Alasan Konyol
"Karena aku tidak mencintai kamu lagi, Nja," jawab Han langsung tanpa memikirkan perasaan Senja sama sekali.
"Tapi kenapa kamu tidak mencintaiku lagi, Mas? Apa salahku? Apa kurangku selama ini?"
Han menggelengkan kepalanya. "Kamu terlalu kekanak-kanakan, Nja. Kamu terlalu manja, dan kamu sangat lempeng. Tidak ada tantangan baru dalam hubungan kita. Membuat aku bosan hidup bersamamu.

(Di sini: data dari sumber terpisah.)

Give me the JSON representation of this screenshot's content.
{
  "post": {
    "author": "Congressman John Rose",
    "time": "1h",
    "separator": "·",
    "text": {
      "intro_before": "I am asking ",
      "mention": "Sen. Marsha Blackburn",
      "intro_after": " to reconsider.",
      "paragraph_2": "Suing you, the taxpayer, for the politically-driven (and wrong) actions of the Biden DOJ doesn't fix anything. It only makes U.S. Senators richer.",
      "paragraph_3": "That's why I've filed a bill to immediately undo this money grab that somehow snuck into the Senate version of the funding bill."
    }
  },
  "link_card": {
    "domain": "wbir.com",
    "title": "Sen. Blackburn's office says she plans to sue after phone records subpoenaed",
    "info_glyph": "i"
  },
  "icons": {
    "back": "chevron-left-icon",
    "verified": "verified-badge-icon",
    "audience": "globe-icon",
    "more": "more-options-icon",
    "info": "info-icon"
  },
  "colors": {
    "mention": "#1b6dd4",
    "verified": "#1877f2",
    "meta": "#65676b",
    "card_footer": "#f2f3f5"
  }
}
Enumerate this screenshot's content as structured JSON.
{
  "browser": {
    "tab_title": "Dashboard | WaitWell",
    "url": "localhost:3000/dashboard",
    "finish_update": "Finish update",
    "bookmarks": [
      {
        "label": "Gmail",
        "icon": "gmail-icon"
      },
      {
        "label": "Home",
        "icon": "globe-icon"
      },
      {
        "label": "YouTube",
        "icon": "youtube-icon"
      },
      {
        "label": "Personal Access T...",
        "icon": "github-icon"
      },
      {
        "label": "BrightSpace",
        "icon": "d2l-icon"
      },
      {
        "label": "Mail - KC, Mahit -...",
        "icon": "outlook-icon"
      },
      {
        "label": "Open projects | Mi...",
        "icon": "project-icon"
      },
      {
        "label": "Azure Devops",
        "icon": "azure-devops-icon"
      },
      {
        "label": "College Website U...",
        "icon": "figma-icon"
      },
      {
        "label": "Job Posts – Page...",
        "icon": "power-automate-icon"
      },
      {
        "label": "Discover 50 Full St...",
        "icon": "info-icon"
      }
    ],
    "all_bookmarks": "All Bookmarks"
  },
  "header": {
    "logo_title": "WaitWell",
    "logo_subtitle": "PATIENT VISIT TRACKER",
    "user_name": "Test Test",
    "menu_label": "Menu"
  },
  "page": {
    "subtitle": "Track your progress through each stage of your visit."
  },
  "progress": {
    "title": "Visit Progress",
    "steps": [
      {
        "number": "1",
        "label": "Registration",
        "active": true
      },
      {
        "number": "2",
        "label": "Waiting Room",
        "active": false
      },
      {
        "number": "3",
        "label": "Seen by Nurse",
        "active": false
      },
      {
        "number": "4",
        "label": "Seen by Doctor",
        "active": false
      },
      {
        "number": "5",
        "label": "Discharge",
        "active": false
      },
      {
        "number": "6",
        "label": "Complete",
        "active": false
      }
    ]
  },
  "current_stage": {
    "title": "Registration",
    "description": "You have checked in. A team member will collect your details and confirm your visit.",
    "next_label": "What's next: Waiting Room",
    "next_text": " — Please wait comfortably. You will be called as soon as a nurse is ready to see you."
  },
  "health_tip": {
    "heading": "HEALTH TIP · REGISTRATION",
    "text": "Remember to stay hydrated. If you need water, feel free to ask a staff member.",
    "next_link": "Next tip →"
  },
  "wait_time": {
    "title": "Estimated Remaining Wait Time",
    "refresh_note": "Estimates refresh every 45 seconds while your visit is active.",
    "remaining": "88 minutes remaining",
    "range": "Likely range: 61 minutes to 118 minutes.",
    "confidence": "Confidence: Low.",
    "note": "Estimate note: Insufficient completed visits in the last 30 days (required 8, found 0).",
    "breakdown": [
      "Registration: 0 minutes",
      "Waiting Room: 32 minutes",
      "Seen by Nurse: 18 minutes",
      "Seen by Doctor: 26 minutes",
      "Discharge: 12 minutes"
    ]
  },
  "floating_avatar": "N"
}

Seolah tidak menantang dan membuatku bergairah."
Jeder..
Bagai tersambar petir rasanya saat mendengar kalimat yang terlontar dari mulut suaminya. Selama ini suaminya selalu mengagungkan rasa cinta kepadanya. Selalu memuji akan kebaikan dan kelembutannya. Tapi kenapa sekarang sikap lembut dan kebaikannya malah dibalas dengan air tuba?
Kembali, Riki langsung menerjang dan menindih tubuh Han. Serta memukulnya dengan brutal dan bertubi-tubi. Sungguh, ia ingin membunuh Han saat ini juga dengan tangannya sendiri.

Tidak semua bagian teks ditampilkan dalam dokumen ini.